L'altra metà delle targhe urbane - Un tour urbano alla scoperta della storia di Alessandro Manzoni e della sua famiglia
Lorenza Minoli Venerdi, 02/10/2015 - Articolo pubblicato nel mensile NoiDonne di Ottobre 2015
Targhe, iscrizioni, lapidi murarie nella città di Milano non appaiono molto numerose. Forse in tutto il nostro paese non è una tradizione così radicata e diffusa come in altri ambiti europei. Penso ad esempio all'Inghilterra e in particolare a Londra dove, passeggiando per le vie della woolfiana Bloomsbury, notai che la candida sequenza delle facciate vittoriane era animata dai racconti di piccole targhe a ricordo di qualcuno o di qualcosa.
Quasi superfluo a dirsi è che il numero delle dediche a soggetti femminili in città è ancora più esiguo. Lo studio di questi rari esemplari che presuppone una precedente ricerca da Sherlock Holmes in gonnella per individuarli, appare comunque interessante per il legame che si evidenzia tra i personaggi e i luoghi. Connessione che non è nelle intestazioni viarie che per lo più sono attribuite, o meglio "disseminate" in città, a prescindere dal luogo fisico in cui si è svolta la vita oppure l'opera dell'intestatario.
Occasione intrigante e spunto per ampliare il patrimonio delle conoscenze nell’ambito del rapporto luogo/biografia è la focalizzazione proprio sulle targhe maschili, davanti alle quali interrogarsi sulle vicissitudini esistenziali di chi accanto al personaggio celebrato è vissuto condividendone, oltre alla vita e agli affetti, i medesimi luoghi, edifici e interni domestici. Spazi che in molti casi questi "angeli" senza storia hanno contribuito personalmente a governare/rigovernare/manutenere.
Qui di seguito riporto un’esemplificazione tratta da alcune tappe del tour urbano "Itinerari sulle tracce delle donne a Milano", da me progettato, realizzato e guidato tra maggio e giugno 2015 per la Casa delle donne di Milano.

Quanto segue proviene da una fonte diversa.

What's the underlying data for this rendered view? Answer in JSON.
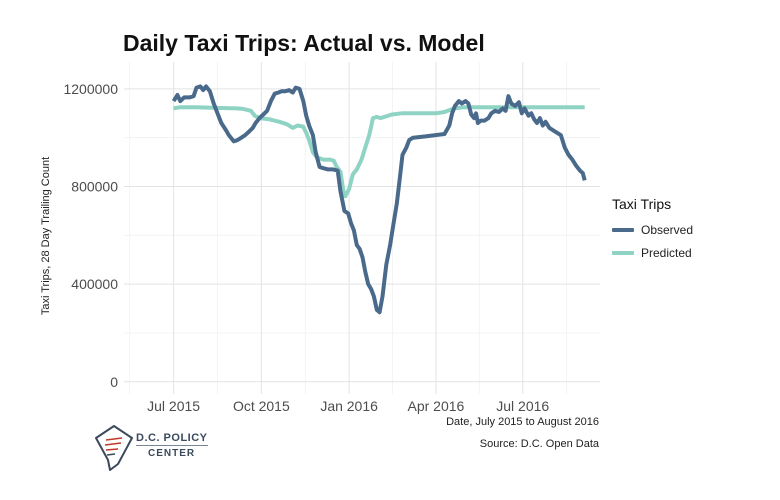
{
  "chart_data": {
    "type": "line",
    "title": "Daily Taxi Trips: Actual vs. Model",
    "xlabel": "Date, July 2015 to August 2016",
    "ylabel": "Taxi Trips, 28 Day Trailing Count",
    "source": "Source: D.C. Open Data",
    "xlim": [
      "2015-05-10",
      "2016-09-20"
    ],
    "ylim": [
      -50000,
      1310000
    ],
    "x_ticks": [
      "2015-07-01",
      "2015-10-01",
      "2016-01-01",
      "2016-04-01",
      "2016-07-01"
    ],
    "x_tick_labels": [
      "Jul 2015",
      "Oct 2015",
      "Jan 2016",
      "Apr 2016",
      "Jul 2016"
    ],
    "y_ticks": [
      0,
      400000,
      800000,
      1200000
    ],
    "y_tick_labels": [
      "0",
      "400000",
      "800000",
      "1200000"
    ],
    "grid": true,
    "legend": {
      "title": "Taxi Trips",
      "position": "right"
    },
    "series": [
      {
        "name": "Observed",
        "color": "#4a6a8c",
        "points": [
          [
            "2015-07-01",
            1150000
          ],
          [
            "2015-07-05",
            1175000
          ],
          [
            "2015-07-08",
            1150000
          ],
          [
            "2015-07-12",
            1165000
          ],
          [
            "2015-07-18",
            1165000
          ],
          [
            "2015-07-22",
            1170000
          ],
          [
            "2015-07-25",
            1205000
          ],
          [
            "2015-07-29",
            1210000
          ],
          [
            "2015-08-01",
            1195000
          ],
          [
            "2015-08-04",
            1210000
          ],
          [
            "2015-08-08",
            1190000
          ],
          [
            "2015-08-12",
            1140000
          ],
          [
            "2015-08-16",
            1100000
          ],
          [
            "2015-08-20",
            1060000
          ],
          [
            "2015-08-25",
            1030000
          ],
          [
            "2015-08-28",
            1010000
          ],
          [
            "2015-09-02",
            985000
          ],
          [
            "2015-09-06",
            990000
          ],
          [
            "2015-09-10",
            1000000
          ],
          [
            "2015-09-14",
            1010000
          ],
          [
            "2015-09-18",
            1025000
          ],
          [
            "2015-09-22",
            1040000
          ],
          [
            "2015-09-25",
            1060000
          ],
          [
            "2015-09-29",
            1080000
          ],
          [
            "2015-10-03",
            1095000
          ],
          [
            "2015-10-07",
            1110000
          ],
          [
            "2015-10-11",
            1150000
          ],
          [
            "2015-10-15",
            1180000
          ],
          [
            "2015-10-19",
            1185000
          ],
          [
            "2015-10-22",
            1190000
          ],
          [
            "2015-10-26",
            1190000
          ],
          [
            "2015-10-30",
            1195000
          ],
          [
            "2015-11-03",
            1185000
          ],
          [
            "2015-11-06",
            1205000
          ],
          [
            "2015-11-10",
            1200000
          ],
          [
            "2015-11-14",
            1150000
          ],
          [
            "2015-11-17",
            1090000
          ],
          [
            "2015-11-20",
            1050000
          ],
          [
            "2015-11-24",
            1010000
          ],
          [
            "2015-11-27",
            940000
          ],
          [
            "2015-12-01",
            880000
          ],
          [
            "2015-12-05",
            875000
          ],
          [
            "2015-12-10",
            870000
          ],
          [
            "2015-12-15",
            870000
          ],
          [
            "2015-12-20",
            865000
          ],
          [
            "2015-12-23",
            780000
          ],
          [
            "2015-12-27",
            700000
          ],
          [
            "2015-12-31",
            690000
          ],
          [
            "2016-01-03",
            650000
          ],
          [
            "2016-01-06",
            620000
          ],
          [
            "2016-01-09",
            560000
          ],
          [
            "2016-01-12",
            545000
          ],
          [
            "2016-01-15",
            510000
          ],
          [
            "2016-01-18",
            450000
          ],
          [
            "2016-01-21",
            400000
          ],
          [
            "2016-01-24",
            380000
          ],
          [
            "2016-01-27",
            350000
          ],
          [
            "2016-01-30",
            295000
          ],
          [
            "2016-02-02",
            285000
          ],
          [
            "2016-02-05",
            350000
          ],
          [
            "2016-02-09",
            480000
          ],
          [
            "2016-02-13",
            560000
          ],
          [
            "2016-02-17",
            660000
          ],
          [
            "2016-02-20",
            730000
          ],
          [
            "2016-02-23",
            830000
          ],
          [
            "2016-02-26",
            930000
          ],
          [
            "2016-03-01",
            960000
          ],
          [
            "2016-03-04",
            990000
          ],
          [
            "2016-03-08",
            1000000
          ],
          [
            "2016-03-20",
            1005000
          ],
          [
            "2016-04-10",
            1015000
          ],
          [
            "2016-04-15",
            1050000
          ],
          [
            "2016-04-18",
            1100000
          ],
          [
            "2016-04-21",
            1130000
          ],
          [
            "2016-04-25",
            1150000
          ],
          [
            "2016-04-28",
            1140000
          ],
          [
            "2016-05-02",
            1150000
          ],
          [
            "2016-05-05",
            1140000
          ],
          [
            "2016-05-08",
            1095000
          ],
          [
            "2016-05-11",
            1080000
          ],
          [
            "2016-05-13",
            1100000
          ],
          [
            "2016-05-15",
            1060000
          ],
          [
            "2016-05-18",
            1070000
          ],
          [
            "2016-05-22",
            1070000
          ],
          [
            "2016-05-26",
            1080000
          ],
          [
            "2016-05-29",
            1100000
          ],
          [
            "2016-06-02",
            1110000
          ],
          [
            "2016-06-06",
            1105000
          ],
          [
            "2016-06-10",
            1120000
          ],
          [
            "2016-06-13",
            1110000
          ],
          [
            "2016-06-16",
            1170000
          ],
          [
            "2016-06-19",
            1140000
          ],
          [
            "2016-06-23",
            1130000
          ],
          [
            "2016-06-27",
            1145000
          ],
          [
            "2016-06-30",
            1100000
          ],
          [
            "2016-07-03",
            1120000
          ],
          [
            "2016-07-07",
            1090000
          ],
          [
            "2016-07-10",
            1100000
          ],
          [
            "2016-07-13",
            1075000
          ],
          [
            "2016-07-16",
            1060000
          ],
          [
            "2016-07-19",
            1080000
          ],
          [
            "2016-07-22",
            1050000
          ],
          [
            "2016-07-25",
            1065000
          ],
          [
            "2016-07-29",
            1040000
          ],
          [
            "2016-08-02",
            1030000
          ],
          [
            "2016-08-06",
            1020000
          ],
          [
            "2016-08-10",
            1010000
          ],
          [
            "2016-08-14",
            960000
          ],
          [
            "2016-08-18",
            930000
          ],
          [
            "2016-08-22",
            910000
          ],
          [
            "2016-08-26",
            885000
          ],
          [
            "2016-08-30",
            865000
          ],
          [
            "2016-09-02",
            855000
          ],
          [
            "2016-09-04",
            825000
          ]
        ]
      },
      {
        "name": "Predicted",
        "color": "#8fd3c4",
        "points": [
          [
            "2015-07-01",
            1120000
          ],
          [
            "2015-07-08",
            1125000
          ],
          [
            "2015-07-25",
            1125000
          ],
          [
            "2015-08-15",
            1122000
          ],
          [
            "2015-09-05",
            1120000
          ],
          [
            "2015-09-12",
            1118000
          ],
          [
            "2015-09-20",
            1110000
          ],
          [
            "2015-09-24",
            1090000
          ],
          [
            "2015-09-30",
            1080000
          ],
          [
            "2015-10-10",
            1075000
          ],
          [
            "2015-10-20",
            1065000
          ],
          [
            "2015-10-28",
            1055000
          ],
          [
            "2015-11-03",
            1040000
          ],
          [
            "2015-11-08",
            1050000
          ],
          [
            "2015-11-14",
            1045000
          ],
          [
            "2015-11-17",
            1020000
          ],
          [
            "2015-11-20",
            990000
          ],
          [
            "2015-11-24",
            940000
          ],
          [
            "2015-11-28",
            920000
          ],
          [
            "2015-12-05",
            910000
          ],
          [
            "2015-12-12",
            910000
          ],
          [
            "2015-12-16",
            905000
          ],
          [
            "2015-12-19",
            880000
          ],
          [
            "2015-12-23",
            860000
          ],
          [
            "2015-12-26",
            780000
          ],
          [
            "2015-12-28",
            760000
          ],
          [
            "2016-01-01",
            790000
          ],
          [
            "2016-01-05",
            850000
          ],
          [
            "2016-01-09",
            870000
          ],
          [
            "2016-01-14",
            910000
          ],
          [
            "2016-01-18",
            960000
          ],
          [
            "2016-01-22",
            1010000
          ],
          [
            "2016-01-26",
            1080000
          ],
          [
            "2016-01-30",
            1085000
          ],
          [
            "2016-02-03",
            1080000
          ],
          [
            "2016-02-07",
            1085000
          ],
          [
            "2016-02-15",
            1095000
          ],
          [
            "2016-02-25",
            1100000
          ],
          [
            "2016-03-10",
            1100000
          ],
          [
            "2016-04-01",
            1100000
          ],
          [
            "2016-04-10",
            1105000
          ],
          [
            "2016-04-20",
            1120000
          ],
          [
            "2016-05-01",
            1125000
          ],
          [
            "2016-06-01",
            1125000
          ],
          [
            "2016-07-01",
            1125000
          ],
          [
            "2016-08-01",
            1125000
          ],
          [
            "2016-09-04",
            1125000
          ]
        ]
      }
    ]
  },
  "logo": {
    "line1": "D.C. POLICY",
    "line2": "CENTER"
  }
}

Arricchito e corredato da varianti e alternative di tracciato verrà riproposto al Convegno lombardo di Toponomastica femminile in programma per il 16 ottobre prossimo a Milano, Palazzo Reale.
VIA BRERA 6 - La facciata tardo neoclassica dell'edificio situato in via Brera 6, a Milano, realizzata nella prima metà dell’Ottocento su un preesistente palazzo settecentesco, reca sul lato destro una targa che ricorda Cesare Beccaria.
TARGA CESARE BECCARIA - In questo palazzo nacque e certamente trascorse l'infanzia e la prima giovinezza Giulia Beccaria (1762 - 1841), futura madre di Alessandro Manzoni.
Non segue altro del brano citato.